The Retracement Loses Steam

EUR/USD Analysis – 19 June 2017

EUR/USD spot: 1.1195

Support: 1.1131, 1.1073, 1.10

Resistance: 1.1288, 1.1366, .1.1428


  • Hold shorts with stop at 1.1238, and target at 1.1073, but close trade if long trade below is triggered.
  • Long on strong bullish reversal between 1.11 and 1.116
  • Profit Targets: 1.13 and 1.14
  • Stop Loss: 1.11

Alternative Strategy: Short below 1.11 with targets at 1.10 and 1.085

Last Week’s Action

The main event last week was the Fed’s rate decision and Janet Yellen’s remarks. As expected she announced a 25-basis point hike in rates, and reiterated the Fed’s intention to hike rates again later in the year. She also mentioned the Fed’s intention to begin quantitative tightening.

Janet Yellen’s stance and the data are diverging and the market does not seem convinced by her comments.

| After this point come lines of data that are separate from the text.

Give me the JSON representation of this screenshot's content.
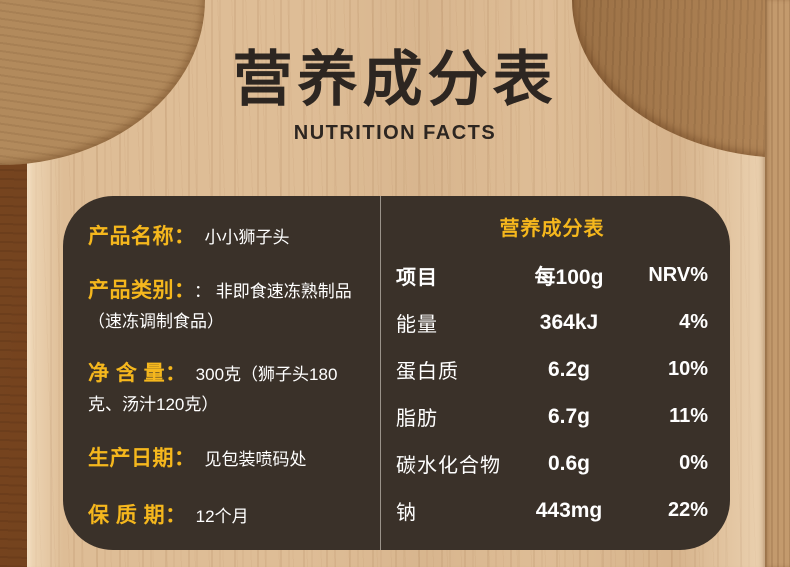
{
  "header": {
    "title": "营养成分表",
    "subtitle": "NUTRITION FACTS"
  },
  "product_info": {
    "rows": [
      {
        "label": "产品名称：",
        "value": "小小狮子头"
      },
      {
        "label": "产品类别：",
        "value": "： 非即食速冻熟制品（速冻调制食品）"
      },
      {
        "label": "净 含 量：",
        "value": "300克（狮子头180克、汤汁120克）"
      },
      {
        "label": "生产日期：",
        "value": "见包装喷码处"
      },
      {
        "label": "保 质 期：",
        "value": "12个月"
      }
    ]
  },
  "nutrition_table": {
    "title": "营养成分表",
    "columns": [
      "项目",
      "每100g",
      "NRV%"
    ],
    "rows": [
      {
        "item": "能量",
        "per_100g": "364kJ",
        "nrv": "4%"
      },
      {
        "item": "蛋白质",
        "per_100g": "6.2g",
        "nrv": "10%"
      },
      {
        "item": "脂肪",
        "per_100g": "6.7g",
        "nrv": "11%"
      },
      {
        "item": "碳水化合物",
        "per_100g": "0.6g",
        "nrv": "0%"
      },
      {
        "item": "钠",
        "per_100g": "443mg",
        "nrv": "22%"
      }
    ]
  },
  "colors": {
    "accent_yellow": "#F5B71D",
    "panel_brown": "#3A3129",
    "heading_dark": "#2D2621",
    "text_white": "#FFFFFF"
  }
}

While the USD strengthened against the Euro and Japanese Yen, is was weaker against most other currencies last week. On Friday, weaker than expected US housing starts and consumer confidence ended the USD’s rally. European economic data was slightly bullish for the Euro.

Where to Now?

The outlook is now uncertain and neutral. The expected retracement has lost momentum and is increasingly unlikely, but may happen if news flow is negative for the Euro.

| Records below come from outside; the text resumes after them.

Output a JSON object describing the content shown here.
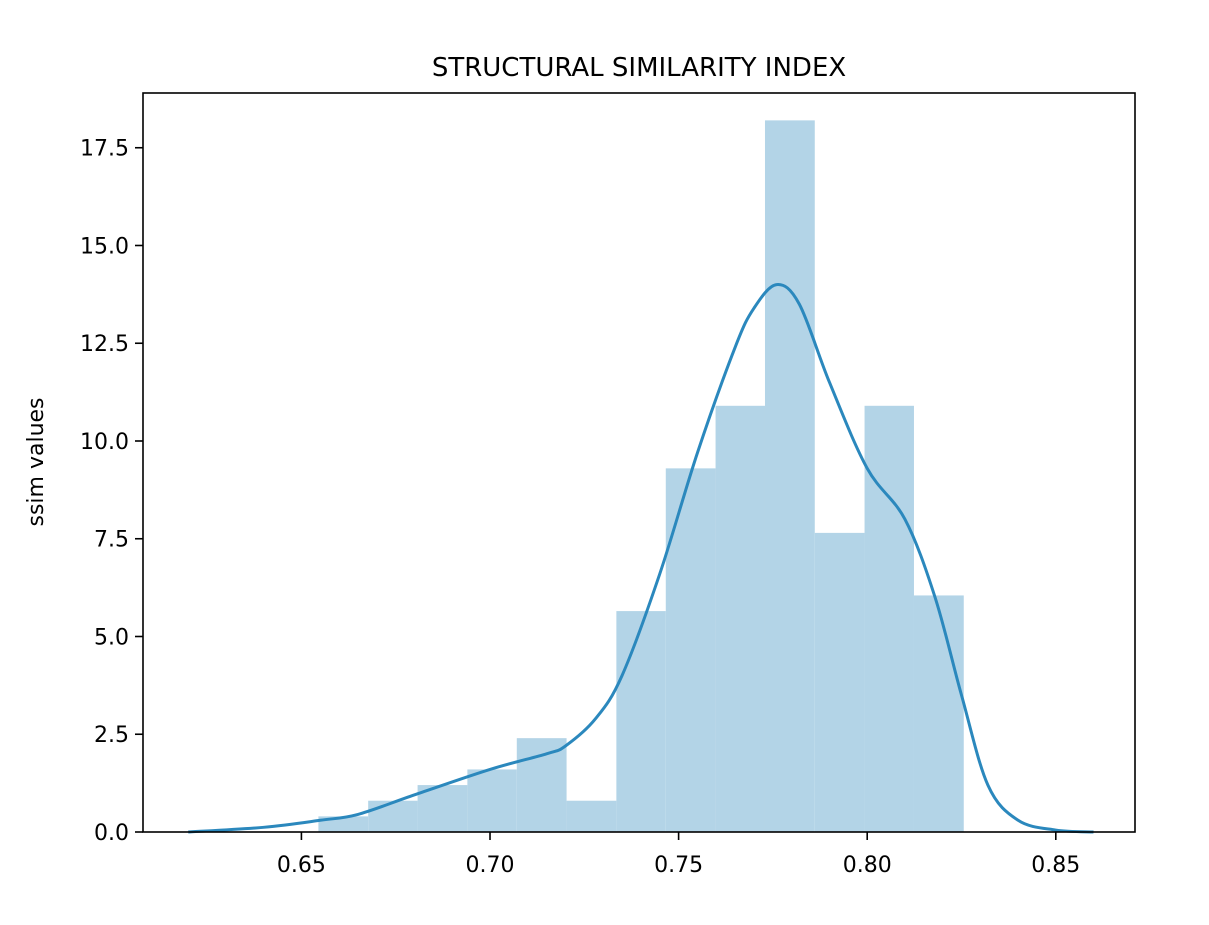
{
  "chart_data": {
    "type": "bar",
    "title": "STRUCTURAL SIMILARITY INDEX",
    "xlabel": "",
    "ylabel": "ssim values",
    "xlim": [
      0.608,
      0.871
    ],
    "ylim": [
      0,
      18.9
    ],
    "grid": false,
    "xticks": [
      0.65,
      0.7,
      0.75,
      0.8,
      0.85
    ],
    "xtick_labels": [
      "0.65",
      "0.70",
      "0.75",
      "0.80",
      "0.85"
    ],
    "yticks": [
      0.0,
      2.5,
      5.0,
      7.5,
      10.0,
      12.5,
      15.0,
      17.5
    ],
    "ytick_labels": [
      "0.0",
      "2.5",
      "5.0",
      "7.5",
      "10.0",
      "12.5",
      "15.0",
      "17.5"
    ],
    "histogram": {
      "bin_edges": [
        0.6545,
        0.6677,
        0.6808,
        0.694,
        0.7071,
        0.7203,
        0.7335,
        0.7466,
        0.7598,
        0.7729,
        0.7861,
        0.7993,
        0.8124,
        0.8256
      ],
      "density": [
        0.4,
        0.8,
        1.2,
        1.6,
        2.4,
        0.8,
        5.65,
        9.3,
        10.9,
        18.2,
        7.65,
        10.9,
        6.05
      ],
      "color": "#b3d4e7"
    },
    "kde": {
      "x": [
        0.62,
        0.64,
        0.655,
        0.665,
        0.68,
        0.7,
        0.715,
        0.72,
        0.728,
        0.735,
        0.745,
        0.755,
        0.765,
        0.77,
        0.776,
        0.782,
        0.79,
        0.8,
        0.81,
        0.818,
        0.825,
        0.832,
        0.84,
        0.85,
        0.86
      ],
      "y": [
        0.0,
        0.12,
        0.3,
        0.45,
        0.95,
        1.6,
        2.0,
        2.2,
        2.9,
        4.0,
        6.6,
        9.7,
        12.4,
        13.4,
        14.0,
        13.5,
        11.5,
        9.3,
        8.0,
        6.0,
        3.5,
        1.2,
        0.3,
        0.05,
        0.0
      ],
      "color": "#2b88bd"
    }
  }
}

The fundamentals are still pointing to longer term USD weakness, so at some point we should see the Euro resume its climb to 1.14 and eventually 1.16.

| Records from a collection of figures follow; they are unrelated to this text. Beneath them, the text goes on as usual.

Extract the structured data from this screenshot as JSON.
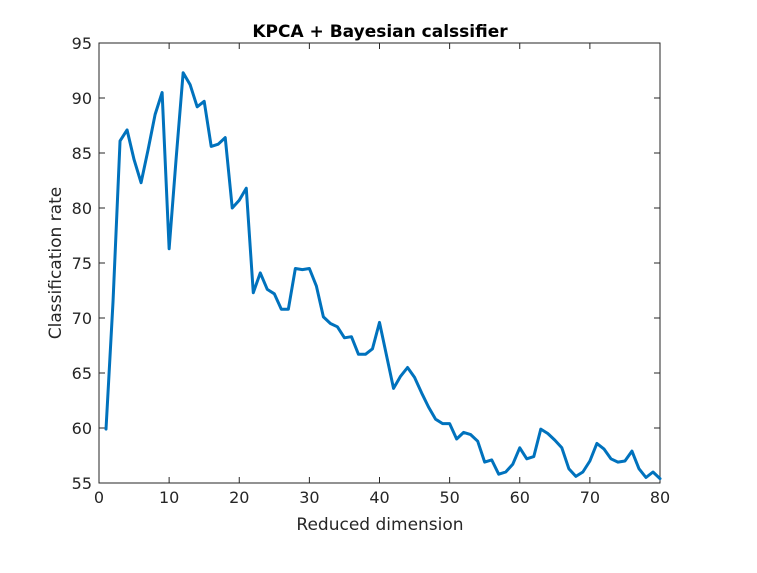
{
  "chart_data": {
    "type": "line",
    "title": "KPCA + Bayesian calssifier",
    "xlabel": "Reduced dimension",
    "ylabel": "Classification rate",
    "xlim": [
      0,
      80
    ],
    "ylim": [
      55,
      95
    ],
    "x_ticks": [
      0,
      10,
      20,
      30,
      40,
      50,
      60,
      70,
      80
    ],
    "y_ticks": [
      55,
      60,
      65,
      70,
      75,
      80,
      85,
      90,
      95
    ],
    "grid": false,
    "line_color": "#0072BD",
    "series": [
      {
        "x": [
          1,
          2,
          3,
          4,
          5,
          6,
          7,
          8,
          9,
          10,
          11,
          12,
          13,
          14,
          15,
          16,
          17,
          18,
          19,
          20,
          21,
          22,
          23,
          24,
          25,
          26,
          27,
          28,
          29,
          30,
          31,
          32,
          33,
          34,
          35,
          36,
          37,
          38,
          39,
          40,
          41,
          42,
          43,
          44,
          45,
          46,
          47,
          48,
          49,
          50,
          51,
          52,
          53,
          54,
          55,
          56,
          57,
          58,
          59,
          60,
          61,
          62,
          63,
          64,
          65,
          66,
          67,
          68,
          69,
          70,
          71,
          72,
          73,
          74,
          75,
          76,
          77,
          78,
          79,
          80
        ],
        "values": [
          59.9,
          71.5,
          86.1,
          87.1,
          84.4,
          82.3,
          85.3,
          88.5,
          90.5,
          76.3,
          84.5,
          92.3,
          91.2,
          89.2,
          89.7,
          85.6,
          85.8,
          86.4,
          80.0,
          80.7,
          81.8,
          72.3,
          74.1,
          72.6,
          72.2,
          70.8,
          70.8,
          74.5,
          74.4,
          74.5,
          72.9,
          70.1,
          69.5,
          69.2,
          68.2,
          68.3,
          66.7,
          66.7,
          67.2,
          69.6,
          66.6,
          63.6,
          64.7,
          65.5,
          64.6,
          63.2,
          61.9,
          60.8,
          60.4,
          60.4,
          59.0,
          59.6,
          59.4,
          58.8,
          56.9,
          57.1,
          55.8,
          56.0,
          56.7,
          58.2,
          57.2,
          57.4,
          59.9,
          59.5,
          58.9,
          58.2,
          56.3,
          55.6,
          56.0,
          57.0,
          58.6,
          58.1,
          57.2,
          56.9,
          57.0,
          57.9,
          56.3,
          55.5,
          56.0,
          55.4
        ]
      }
    ]
  }
}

There is very little data out this week in either the Eurozone or the US. Even unemployment claims are unlikely to do much for the market. The focus will therefore be on political developments in both Europe and the US.

The Bull Flag is Still in Place

The long-term chart still shows a clear bull flag, though resistance at 1.13 is strong. We will need to see a strong catalyst to trigger that break, but when it does break we could see a strong move higher. The next move may come on the back of political developments in the US where Trump’s agenda remains stalled.


EUR/USD Weekly Chart – Possibly a top, but more likely a bull flag

The Retracement has Lost Momentum

The market doesn’t seem to be convinced by Janet Yellen’s hawkish stance, and the retracement has lost momentum. In the short term, the market remains rangebound and neutral. Given that the longer-term picture points to Euro strength, traders may want to buy the bottom of the range, and only enter shorts below 1.11. Neither of these are high conviction trades given the market’s decreasing volatility.